In the old days, people interested in sports who couldn’t play in the pros had few other career options in sports – broadcasters, journalists, scouts, ticket sales, and a few coaching and front office spots. Today there are countless more roles, as marketing teams have ballooned, front offices have expanded to include huge statistical and analytical departments, and medical and training staffs have increased. Now new technology and wearables, exhibited at CES, are poised to create new swaths of hybrid analytical/training/medical/scouting careers within the industry. The companies that make these devices also need engineers, coders, marketers, and salespeople who understand sports and fitness.

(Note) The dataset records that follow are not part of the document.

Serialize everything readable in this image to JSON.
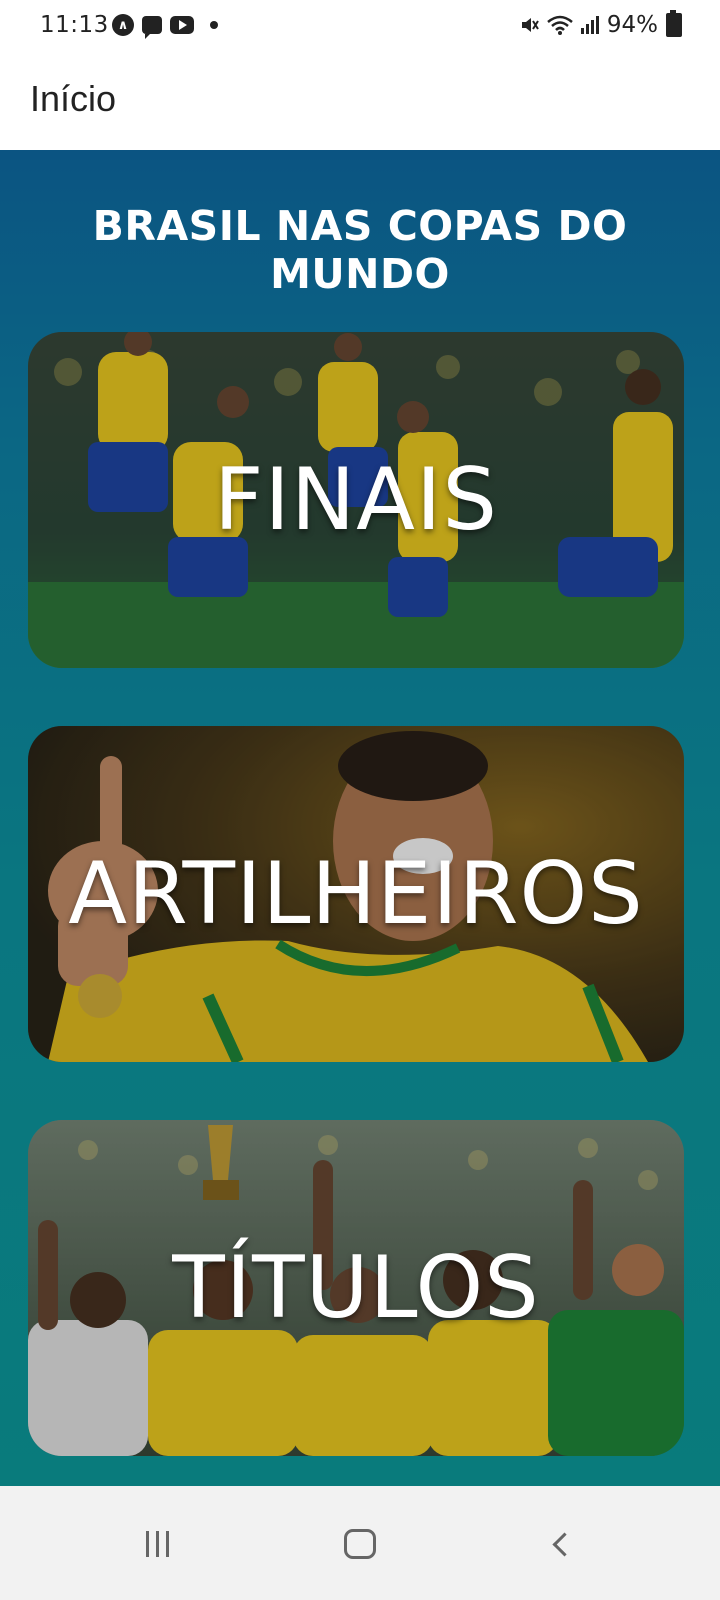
{
  "status_bar": {
    "time": "11:13",
    "notification_icons": [
      "assistant-icon",
      "message-icon",
      "youtube-icon",
      "dot-icon"
    ],
    "system_icons": [
      "mute-icon",
      "wifi-icon",
      "signal-icon"
    ],
    "battery": "94%"
  },
  "app_bar": {
    "title": "Início"
  },
  "main": {
    "heading": "BRASIL NAS COPAS DO MUNDO",
    "cards": [
      {
        "label": "FINAIS"
      },
      {
        "label": "ARTILHEIROS"
      },
      {
        "label": "TÍTULOS"
      }
    ]
  },
  "nav_bar": {
    "buttons": [
      "recents-icon",
      "home-icon",
      "back-icon"
    ]
  },
  "colors": {
    "gradient_top": "#0b5482",
    "gradient_bottom": "#097b7c",
    "brazil_yellow": "#f2d021",
    "brazil_blue": "#1f47a8",
    "brazil_green": "#1f8a3a"
  }
}
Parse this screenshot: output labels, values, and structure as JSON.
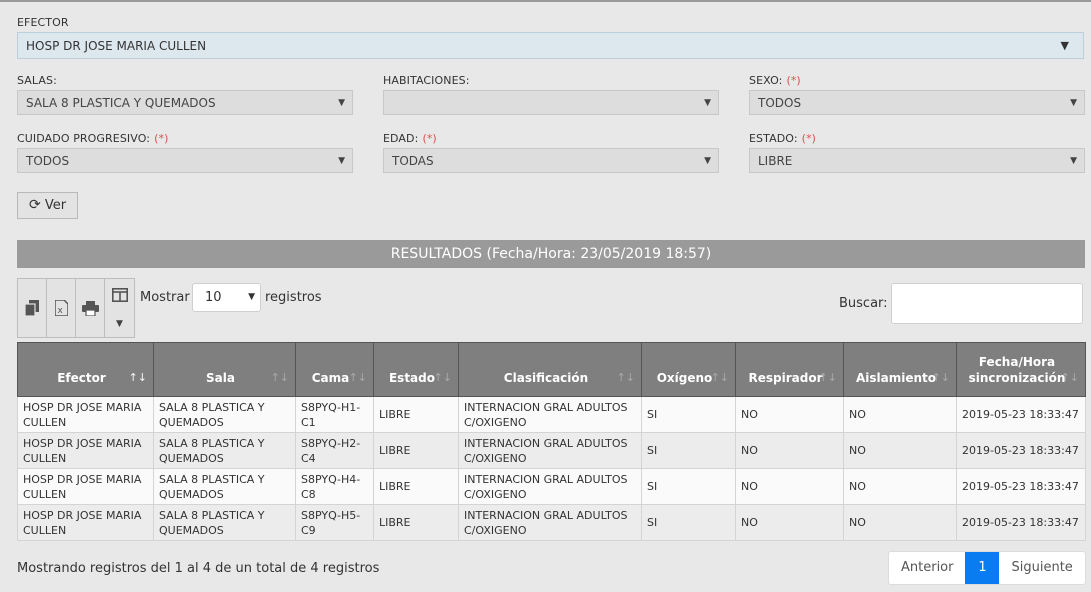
{
  "filters": {
    "efector": {
      "label": "EFECTOR",
      "value": "HOSP DR JOSE MARIA CULLEN"
    },
    "salas": {
      "label": "SALAS:",
      "value": "SALA 8 PLASTICA Y QUEMADOS"
    },
    "habitaciones": {
      "label": "HABITACIONES:",
      "value": ""
    },
    "sexo": {
      "label": "SEXO:",
      "required": "(*)",
      "value": "TODOS"
    },
    "cuidado": {
      "label": "CUIDADO PROGRESIVO:",
      "required": "(*)",
      "value": "TODOS"
    },
    "edad": {
      "label": "EDAD:",
      "required": "(*)",
      "value": "TODAS"
    },
    "estado": {
      "label": "ESTADO:",
      "required": "(*)",
      "value": "LIBRE"
    },
    "ver_label": "Ver"
  },
  "results_title": "RESULTADOS (Fecha/Hora: 23/05/2019 18:57)",
  "table_controls": {
    "mostrar": "Mostrar",
    "length_value": "10",
    "registros": "registros",
    "buscar": "Buscar:",
    "search_value": ""
  },
  "table": {
    "headers": [
      "Efector",
      "Sala",
      "Cama",
      "Estado",
      "Clasificación",
      "Oxígeno",
      "Respirador",
      "Aislamiento",
      "Fecha/Hora sincronización"
    ],
    "rows": [
      [
        "HOSP DR JOSE MARIA CULLEN",
        "SALA 8 PLASTICA Y QUEMADOS",
        "S8PYQ-H1-C1",
        "LIBRE",
        "INTERNACION GRAL ADULTOS C/OXIGENO",
        "SI",
        "NO",
        "NO",
        "2019-05-23 18:33:47"
      ],
      [
        "HOSP DR JOSE MARIA CULLEN",
        "SALA 8 PLASTICA Y QUEMADOS",
        "S8PYQ-H2-C4",
        "LIBRE",
        "INTERNACION GRAL ADULTOS C/OXIGENO",
        "SI",
        "NO",
        "NO",
        "2019-05-23 18:33:47"
      ],
      [
        "HOSP DR JOSE MARIA CULLEN",
        "SALA 8 PLASTICA Y QUEMADOS",
        "S8PYQ-H4-C8",
        "LIBRE",
        "INTERNACION GRAL ADULTOS C/OXIGENO",
        "SI",
        "NO",
        "NO",
        "2019-05-23 18:33:47"
      ],
      [
        "HOSP DR JOSE MARIA CULLEN",
        "SALA 8 PLASTICA Y QUEMADOS",
        "S8PYQ-H5-C9",
        "LIBRE",
        "INTERNACION GRAL ADULTOS C/OXIGENO",
        "SI",
        "NO",
        "NO",
        "2019-05-23 18:33:47"
      ]
    ]
  },
  "footer": {
    "info": "Mostrando registros del 1 al 4 de un total de 4 registros",
    "prev": "Anterior",
    "page": "1",
    "next": "Siguiente"
  },
  "icons": {
    "refresh": "refresh-icon",
    "copy": "copy-icon",
    "excel": "excel-icon",
    "print": "print-icon",
    "columns": "columns-icon"
  }
}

We saw everything from sunglasses that measure brainwaves to help train you to focus, to various applications of virtual reality to help athletes train and recover, smart shoes, and recovery-facilitating infrared sleepware [bonus: this Funny or Die fake commercial ft. Tom Brady].
4. Tech affecting medicine
If you’ve been called to medicine because of the opportunity to impact people’s health, there are many more fields available now than traditional doctor, nurse, or even lab research capacities. Tech has improved the health field in many ways. New capabilities are making medical care more accessible, more affordable, or more advanced. The budding industry will continue to demand new employees with knowledge and interests in both tech and medicine.